En 2002, il met en scène un thriller d'action avec Matt Damon dans le rôle titre, La mémoire dans la peau. Passionné par le roman de Robert Ludlum dont le film est l'adaptation, Doug Liman se battait depuis plusieurs années pour en acquérir les droits. Pilote novice, il prit même le risque d'effectuer son premier vol en solo au Glacier National Park pour relancer l'auteur dans sa résidence d'été et obtenir son accord. Il apporta ensuite le projet à Universal, en même temps que son propre scénario, puis produisit le film avec Patrick Crowley, Richard N. Gladstein et le producteur exécutif Frank Marshall et joua un rôle de premier plan dans son développement, en obtenant la participation de Matt Damon et Franka Potente et en persuadant le studio de la nécessité de tourner La Mémoire dans la peau en Europe. Le résultat fut, en 2002, le plus gros succès Universal sur le marché nord-américain.

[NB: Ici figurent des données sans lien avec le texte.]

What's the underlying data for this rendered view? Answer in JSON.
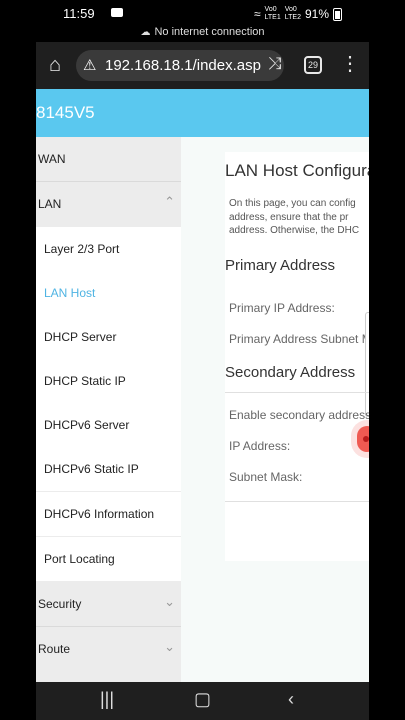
{
  "status": {
    "time": "11:59",
    "signal": "Vo0 LTE1 Vo0 LTE2",
    "battery": "91%",
    "network_notice": "No internet connection"
  },
  "browser": {
    "url": "192.168.18.1/index.asp",
    "tab_count": "29"
  },
  "router": {
    "model": "8145V5"
  },
  "sidebar": {
    "items": [
      {
        "label": "WAN"
      },
      {
        "label": "LAN",
        "expanded": true
      }
    ],
    "lan_sub": [
      {
        "label": "Layer 2/3 Port"
      },
      {
        "label": "LAN Host",
        "active": true
      },
      {
        "label": "DHCP Server"
      },
      {
        "label": "DHCP Static IP"
      },
      {
        "label": "DHCPv6 Server"
      },
      {
        "label": "DHCPv6 Static IP"
      },
      {
        "label": "DHCPv6 Information"
      },
      {
        "label": "Port Locating"
      }
    ],
    "bottom": [
      {
        "label": "Security"
      },
      {
        "label": "Route"
      }
    ]
  },
  "main": {
    "title": "LAN Host Configuration",
    "desc_line1": "On this page, you can config",
    "desc_line2": "address, ensure that the pr",
    "desc_line3": "address. Otherwise, the DHC",
    "primary": {
      "heading": "Primary Address",
      "ip_label": "Primary IP Address:",
      "mask_label": "Primary Address Subnet M"
    },
    "secondary": {
      "heading": "Secondary Address",
      "enable_label": "Enable secondary address",
      "ip_label": "IP Address:",
      "mask_label": "Subnet Mask:"
    }
  },
  "colors": {
    "accent": "#5ac8ef",
    "active_link": "#4fb4e3",
    "toggle": "#ef5a52"
  }
}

Producteur exécutif de la franchise Jason Bourne, il a ensuite produit La Mort dans la peau (2004) et La Vengeance dans la peau (2007) réalisés par Paul Greengrass. Chef opérateur de Swingers et Go, et cadreur des principales scènes de La Mémoire dans la peau, Liman a également produit See Jane Run de Sara Thorp ; contribué à la production de la comédie romantique gay La Tentation de Jessica ; réalisé des spots célèbres ; assuré la production exécutive de la série à succès The O.C., dont il a aussi réalisé les premiers épisodes.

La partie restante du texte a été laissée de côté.